Contracting-out of Primary Health Care Services in Conflict-affected Settings: The Case of South Sudan
[Thesis]
Bol, Juliana
Anderson, Gerard
The Johns Hopkins University
2020
192 p.
Ph.D.
The Johns Hopkins University
2020
South Sudan introduced a nation-wide geographically focused contracting approach with funding from 3 main donors, to rapidly scale-up access to health services starting mid-2012. The overall aim of the thesis is to assesses its effect and impact on maternal and child health. In the first paper, I provide extensive background on the history of health services delivery in South Sudan prior to assessing progress in increasing health facility utilization among women and children under-five, using routine health facility data.
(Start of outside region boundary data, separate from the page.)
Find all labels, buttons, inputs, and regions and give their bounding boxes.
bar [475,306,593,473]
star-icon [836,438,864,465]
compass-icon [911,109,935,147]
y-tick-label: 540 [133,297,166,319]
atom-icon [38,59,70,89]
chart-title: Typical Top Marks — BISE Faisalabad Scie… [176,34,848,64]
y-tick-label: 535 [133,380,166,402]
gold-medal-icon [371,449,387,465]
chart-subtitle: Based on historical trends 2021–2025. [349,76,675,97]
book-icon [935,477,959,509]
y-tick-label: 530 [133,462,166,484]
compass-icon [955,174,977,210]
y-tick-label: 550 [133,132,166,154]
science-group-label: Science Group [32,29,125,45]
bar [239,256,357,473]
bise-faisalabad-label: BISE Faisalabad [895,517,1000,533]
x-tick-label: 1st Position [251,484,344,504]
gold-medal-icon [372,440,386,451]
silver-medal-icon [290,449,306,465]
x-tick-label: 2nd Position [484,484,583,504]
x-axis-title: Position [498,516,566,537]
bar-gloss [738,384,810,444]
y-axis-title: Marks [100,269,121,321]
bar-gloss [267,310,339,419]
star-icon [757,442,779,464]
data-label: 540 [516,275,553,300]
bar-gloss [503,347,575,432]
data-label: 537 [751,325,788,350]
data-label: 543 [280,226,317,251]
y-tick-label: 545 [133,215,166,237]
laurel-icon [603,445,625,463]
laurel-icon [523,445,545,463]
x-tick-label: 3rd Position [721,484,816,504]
I thus compare the period (2011-2013) to the policy period (2013-2015) at national and sub-national level using Prais-Winsten and Cochrane-Orcutt regression and find significant increases in health facility utilization. Given the overall increase in health facility utilization, the second paper assesses impact of the policy on child mortality using a novel approach to construct a synthetic South Sudan from a panel of lower- and middle-income countries (LMICs), and using data from the World Bank Developmental Indicators (WDI) database. The analysis shows that on average, contracting out had a negative effect on the rate of decline of U5MR during the policy period. These findings suggest limitations in the approach implemented in South Sudan. The third paper further evaluates the contracting intervention by evaluating three contracting approaches in Jonglei and Upper Nile States; contracting-out (C-O) using non-governmental organizations (NGOs), contracting-in (C-I) using county health departments (CHD) and performance-based contracting (PBC) in select counties. Using difference-in difference (DD) and DD with propensity score matching. I hypothesized that contracting-out to NGOs leads to higher performance relative to contracting-in with CHDs, that performance-based contracting incentivizes health workers, hence PBC counties have higher utilization relative to non-PBC counties. Results are not as straightforward; there are no significant differences in the double differences for ANC 4th visits, health facility deliveries, DPT 1, DPT 3 and diarrhoea. Additionally, PBC had no effect on utilization relative to counties where there was no PBC incentive.